MAJOR Dan Jarvis first considered a career in politics as he walked through the streets and bazaars of Helmand Province in 2005.
A young man with a family at home, he was considering his options - he’d been a Labour Party member since his teen years - as he wound down his army career.
When his wife Caroline was diagnosed with bowel cancer, he found the decision forced upon him faster than he’d prepared for.
In 2010, ten years after they’d met - and a year before he would be elected as MP for Barnsley Central - Caroline died of bowel cancer.
Dan attempted to use the coping methods he was taught in the Parachute Regiment, but grief was an altogether different type of stress he couldn’t avoid in the same way as bullets flying over his head.
“I found ways of changing the subject,” Dan told the Chronicle. “I didn’t feel ready to talk about it.
“I decided it was time to stop deflecting away those issues, and think about them rather than putting them away in this ‘coping box’.
“That is something I was taught to cope with a huge amount of stress.
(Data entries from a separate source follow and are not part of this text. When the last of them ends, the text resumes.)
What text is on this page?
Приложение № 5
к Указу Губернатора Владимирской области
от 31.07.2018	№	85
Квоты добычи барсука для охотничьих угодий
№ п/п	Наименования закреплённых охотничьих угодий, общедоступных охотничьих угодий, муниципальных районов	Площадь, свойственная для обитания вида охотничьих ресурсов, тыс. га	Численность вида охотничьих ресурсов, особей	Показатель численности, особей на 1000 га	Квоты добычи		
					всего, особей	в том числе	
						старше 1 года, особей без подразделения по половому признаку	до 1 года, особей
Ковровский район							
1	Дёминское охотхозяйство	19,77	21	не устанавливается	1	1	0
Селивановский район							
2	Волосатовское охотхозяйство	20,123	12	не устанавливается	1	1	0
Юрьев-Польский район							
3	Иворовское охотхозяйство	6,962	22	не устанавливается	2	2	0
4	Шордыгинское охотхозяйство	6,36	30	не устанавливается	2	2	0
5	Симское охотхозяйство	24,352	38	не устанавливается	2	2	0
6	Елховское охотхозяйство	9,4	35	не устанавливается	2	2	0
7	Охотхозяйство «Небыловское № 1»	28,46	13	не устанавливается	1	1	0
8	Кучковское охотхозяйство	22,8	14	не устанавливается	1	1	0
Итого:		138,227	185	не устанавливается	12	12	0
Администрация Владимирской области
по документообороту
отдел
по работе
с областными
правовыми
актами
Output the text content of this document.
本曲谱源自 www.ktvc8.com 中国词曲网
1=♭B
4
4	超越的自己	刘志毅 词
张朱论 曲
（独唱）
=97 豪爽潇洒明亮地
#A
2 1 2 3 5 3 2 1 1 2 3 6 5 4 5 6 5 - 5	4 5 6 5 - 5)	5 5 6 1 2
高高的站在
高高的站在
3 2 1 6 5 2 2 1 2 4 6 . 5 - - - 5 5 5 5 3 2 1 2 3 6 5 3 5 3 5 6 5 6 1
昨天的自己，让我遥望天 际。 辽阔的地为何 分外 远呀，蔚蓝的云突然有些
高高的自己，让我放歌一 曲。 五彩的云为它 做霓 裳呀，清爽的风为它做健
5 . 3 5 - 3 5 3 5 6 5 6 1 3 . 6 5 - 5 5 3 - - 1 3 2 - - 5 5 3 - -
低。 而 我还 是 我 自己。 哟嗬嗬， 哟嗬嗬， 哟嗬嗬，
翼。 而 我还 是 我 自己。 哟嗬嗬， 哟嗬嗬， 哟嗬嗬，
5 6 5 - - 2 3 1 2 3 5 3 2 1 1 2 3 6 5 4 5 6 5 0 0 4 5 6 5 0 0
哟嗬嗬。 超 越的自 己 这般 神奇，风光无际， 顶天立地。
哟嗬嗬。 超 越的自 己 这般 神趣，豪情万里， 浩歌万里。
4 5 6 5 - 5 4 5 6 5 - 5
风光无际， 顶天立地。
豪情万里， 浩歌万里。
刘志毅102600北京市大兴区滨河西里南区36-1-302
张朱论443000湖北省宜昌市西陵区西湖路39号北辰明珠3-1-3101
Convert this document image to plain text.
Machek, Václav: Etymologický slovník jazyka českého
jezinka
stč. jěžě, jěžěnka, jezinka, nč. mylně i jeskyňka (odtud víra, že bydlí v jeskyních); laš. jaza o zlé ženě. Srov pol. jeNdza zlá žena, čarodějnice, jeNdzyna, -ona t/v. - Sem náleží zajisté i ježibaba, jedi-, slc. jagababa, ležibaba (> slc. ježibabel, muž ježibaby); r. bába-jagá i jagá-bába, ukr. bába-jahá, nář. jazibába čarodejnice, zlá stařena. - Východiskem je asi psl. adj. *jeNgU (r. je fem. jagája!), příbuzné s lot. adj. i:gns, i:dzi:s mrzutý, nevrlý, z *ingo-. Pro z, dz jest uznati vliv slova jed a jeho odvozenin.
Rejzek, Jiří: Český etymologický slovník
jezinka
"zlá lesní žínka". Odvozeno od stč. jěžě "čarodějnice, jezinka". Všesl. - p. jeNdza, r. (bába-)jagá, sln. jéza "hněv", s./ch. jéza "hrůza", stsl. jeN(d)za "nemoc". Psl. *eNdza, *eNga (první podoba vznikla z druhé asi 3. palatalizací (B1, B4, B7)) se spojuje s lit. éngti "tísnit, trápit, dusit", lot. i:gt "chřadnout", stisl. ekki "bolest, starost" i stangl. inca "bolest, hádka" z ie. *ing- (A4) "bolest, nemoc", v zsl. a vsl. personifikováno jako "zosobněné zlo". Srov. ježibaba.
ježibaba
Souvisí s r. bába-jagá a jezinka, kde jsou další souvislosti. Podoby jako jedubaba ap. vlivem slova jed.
You can get through these situations by packing all your worries and concerns away.
“It’s something you find in men of a certain age and especially Northern men.
“Quite a lot of my friends from the armed forces have committed suicide. It’s deeply upsetting to think people were so consumed by depression that they didn’t feel they had another way out.”
The book, written over a period of five years in the ‘margins’ of his joint roles as MP and Sheffield City Region Mayor, depicts Dan’s journey from his first day in the armed forces, to his arrival in parliament as an MP.
In that period, the 47-year-old - who joined the Parachute Regiment in 1997 - served on operations in Kosovo, Iraq, Afghanistan and Northern Ireland.
He said: “The book is my story of how I worked my way through the process of grief.
“It wasn’t planned at all, but as I’ve walked about door-knocking and meeting people over the years I found myself having a lot of conversations about grief and bereavement.
“It’s quite a tough read and was incredibly difficult to write, but I was determined to get to the end.”
Dan, who remarried in 2013, said he found writing the book ‘incredibly rewarding’.
“To lose a loved one is obviously an extraordinarily difficult experience. I lost my wife at a very young age.
“I look back on it now, much older and wiser, and realise I’ve learnt a huge amount.
“What I try to do in the book is convey that it’s possible to work your way through and live what might be considered a normal life. I wanted it to be helpful to others in the same situation.
“For the first time I’d been able to try to make something out of the experiences. I did it with a degree of nervousness, because they’re very personal things.”
He said initial responses to the book, which is released on March 5, had been ‘very heartening’.
“A lot of people have come forward and said they’re struggling.
“Hopefully I’ve provided a bit of a roadmap on how you can find a way out of the fog of grief.”